Our results showing no evidence of increasing odds of live birth in Day 5 embryo transfer is consistent with a recent cohort conducted in the UK [34]. Although our studies share similar study design, the patient population between the two studies are different. A growing body of existing literature have indicated the racial and ethnic disparities that may appear in assisted reproductive technology outcomes. Current evidence have demonstrated the predisposition of Asian women having worse IVF outcomes, which may be resulting from fundamental biological or genetic differences [35, 36]. For example, studies have shown the distribution of FSH receptor allelic variants varies among Asians and Caucasians [37]. Alternatively, behavioral and environmental differences may have also caused the decreased pregnancy rate in Asian women [38, 39]. To our knowledge, our study is the biggest cohort in Asian population in assessing the differences between blastocyst stage transfer and cleavage stage transfer.

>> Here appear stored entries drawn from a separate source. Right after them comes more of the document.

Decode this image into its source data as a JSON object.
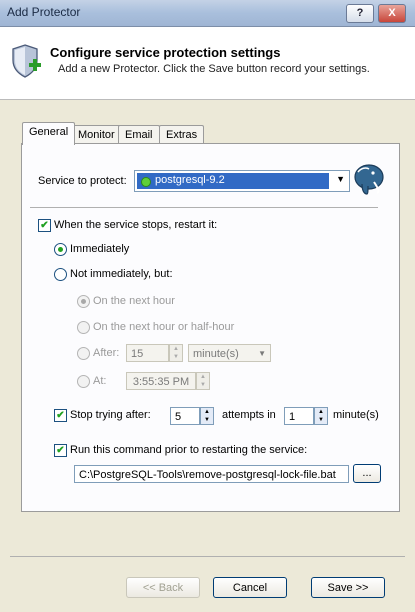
{
  "window": {
    "title": "Add Protector",
    "help_label": "?",
    "close_label": "X"
  },
  "header": {
    "title": "Configure service protection settings",
    "subtitle": "Add a new Protector. Click the Save button record your settings."
  },
  "tabs": [
    {
      "label": "General",
      "active": true
    },
    {
      "label": "Monitor",
      "active": false
    },
    {
      "label": "Email",
      "active": false
    },
    {
      "label": "Extras",
      "active": false
    }
  ],
  "general": {
    "service_label": "Service to protect:",
    "service_value": "postgresql-9.2",
    "restart_label": "When the service stops, restart it:",
    "restart_checked": true,
    "immediately_label": "Immediately",
    "immediately_selected": true,
    "not_immediately_label": "Not immediately, but:",
    "next_hour_label": "On the next hour",
    "next_half_hour_label": "On the next hour or half-hour",
    "after_label": "After:",
    "after_value": "15",
    "after_unit": "minute(s)",
    "at_label": "At:",
    "at_value": "3:55:35 PM",
    "stop_trying_label": "Stop trying after:",
    "stop_trying_checked": true,
    "attempts_value": "5",
    "attempts_in_label": "attempts in",
    "minutes_value": "1",
    "minutes_label": "minute(s)",
    "run_cmd_label": "Run this command prior to restarting the service:",
    "run_cmd_checked": true,
    "command_value": "C:\\PostgreSQL-Tools\\remove-postgresql-lock-file.bat",
    "browse_label": "..."
  },
  "footer": {
    "back_label": "<< Back",
    "cancel_label": "Cancel",
    "save_label": "Save >>"
  }
}
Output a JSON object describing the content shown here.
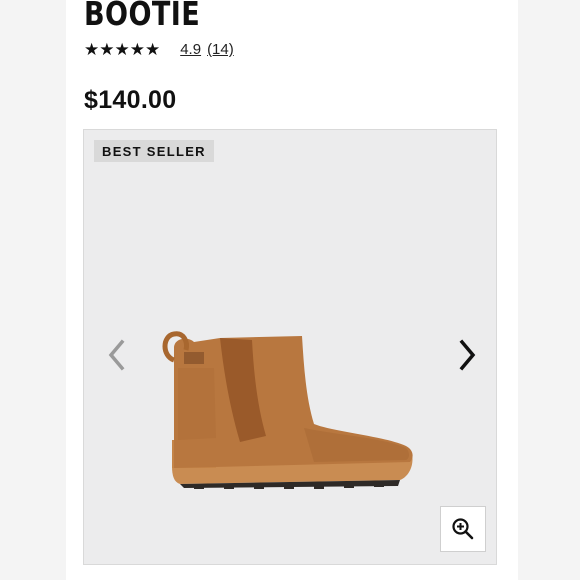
{
  "product": {
    "title": "BOOTIE",
    "stars": "★★★★★",
    "rating_value": "4.9",
    "rating_count": "(14)",
    "price": "$140.00"
  },
  "gallery": {
    "badge": "BEST SELLER",
    "prev_icon": "chevron-left-icon",
    "next_icon": "chevron-right-icon",
    "zoom_icon": "zoom-in-icon",
    "image_alt": "brown suede chelsea wedge bootie"
  },
  "colors": {
    "page_bg": "#f4f4f4",
    "gallery_bg": "#ececed",
    "badge_bg": "#d9d9d9",
    "boot_tan": "#b8773f",
    "sole": "#c98c52"
  }
}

The goal of propensity score matching is to mimic an RCT from an observational study. The validity of this approach depends on a few assumptions. First, the propensity of receiving Day 5 transfer was properly modeled. The tendency of physician’s preference in prescribing a certain transfer protocol is unknown. On the other hand, to reduce the potential multi-dimensional confounding effect into a one-dimensional propensity score (PS) itself is a strong assumption. The assumption states that the unknown tendency is fully captured by the logistic model (model (1) in Supplement). It requires that all relevant variables are included and the feature of the variables (linear, quadratic, categorical, cross-product between variables, etc.) is correctly specified. However, limitations may arise in practice when we excluded certain highly correlated variables, such as endometriosis and ovarian cancer, in order to adjust the confounding effects and produce a homogeneous dataset. This may threaten the statistical generalizability of this study. Second, the tolerance of imperfect matching did not result in residual confounding. Numerically, we may not find a perfect match with an identical PS and systematic imperfect matches may lead to confounding. We address this issue by additionally adjust for propensity score in the “Post-matching analyses” section.

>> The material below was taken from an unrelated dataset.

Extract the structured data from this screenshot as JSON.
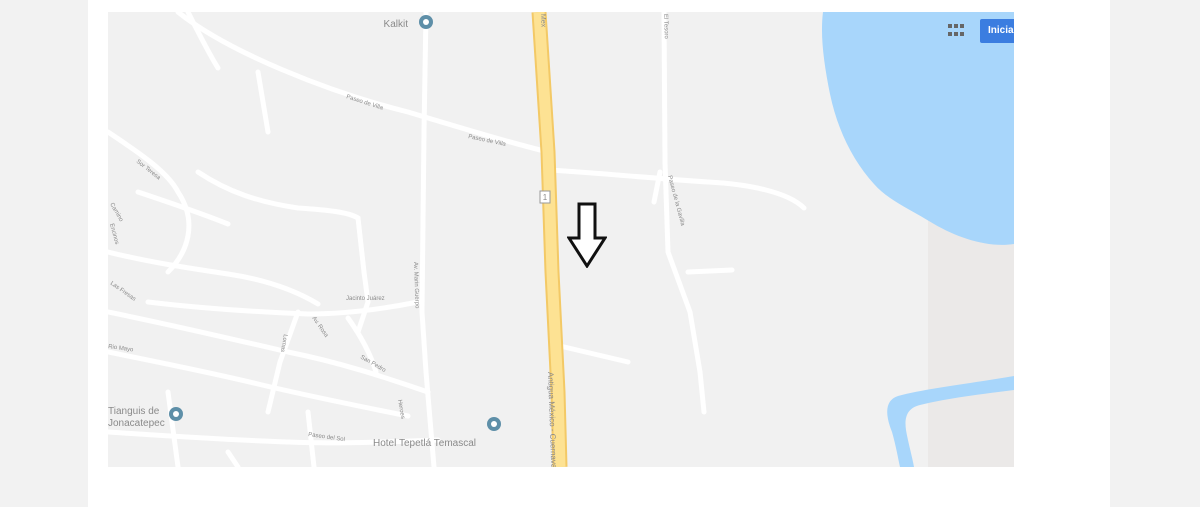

As an RCT require a carefully selected participants to ensure internal validity, its generalizability to population that does not satisfy its inclusion criteria is of concern. A similar issue applies in the PS matching approach. As shown in Fig. 2., the propensity scores between Day 3 and 5 transfers were quite different before matching, indicating that there are patients that were very likely to receive Day 3 transfer and unlikely to receive Day 5 transfer and vice versa. After matching, we only preserve those whose tendency of receiving either transfer is not that high. This phenomenon reflects the clinical equipoise, a common basis for clinical trials. Therefore, focusing on the patients who are equivocal for their tendency of receiving either transfer is a consequence of mimicking an RCT. However, what inherits from the equipoise principle is its difficulty in generalize the result to the patients not included in our matched data. For example, the null effect of Day 3 and Day 5 transfers may not be applicable to patients who have strong clinical indications of receiving Day 3 or Day 5 transfer. We stress that our matched analyses results need to be cautiously interpreted.

Conclusion

In “Conclusion” section, this study provides evidence that there is difference in implantation rate favoring Day 5 transfer compared to Day 3 transfer. However, considering later IVF outcomes, such as clinical pregnancy and live birth delivery, we suggest that advising women who share equivocal baseline characteristic at consultation to initiate an IVF cycle leading to a Day 5 transfer does not appear to increase the ongoing clinical pregnancy rate and odds of live birth compared with initiating an IVF cycle leading to Day 3 transfer.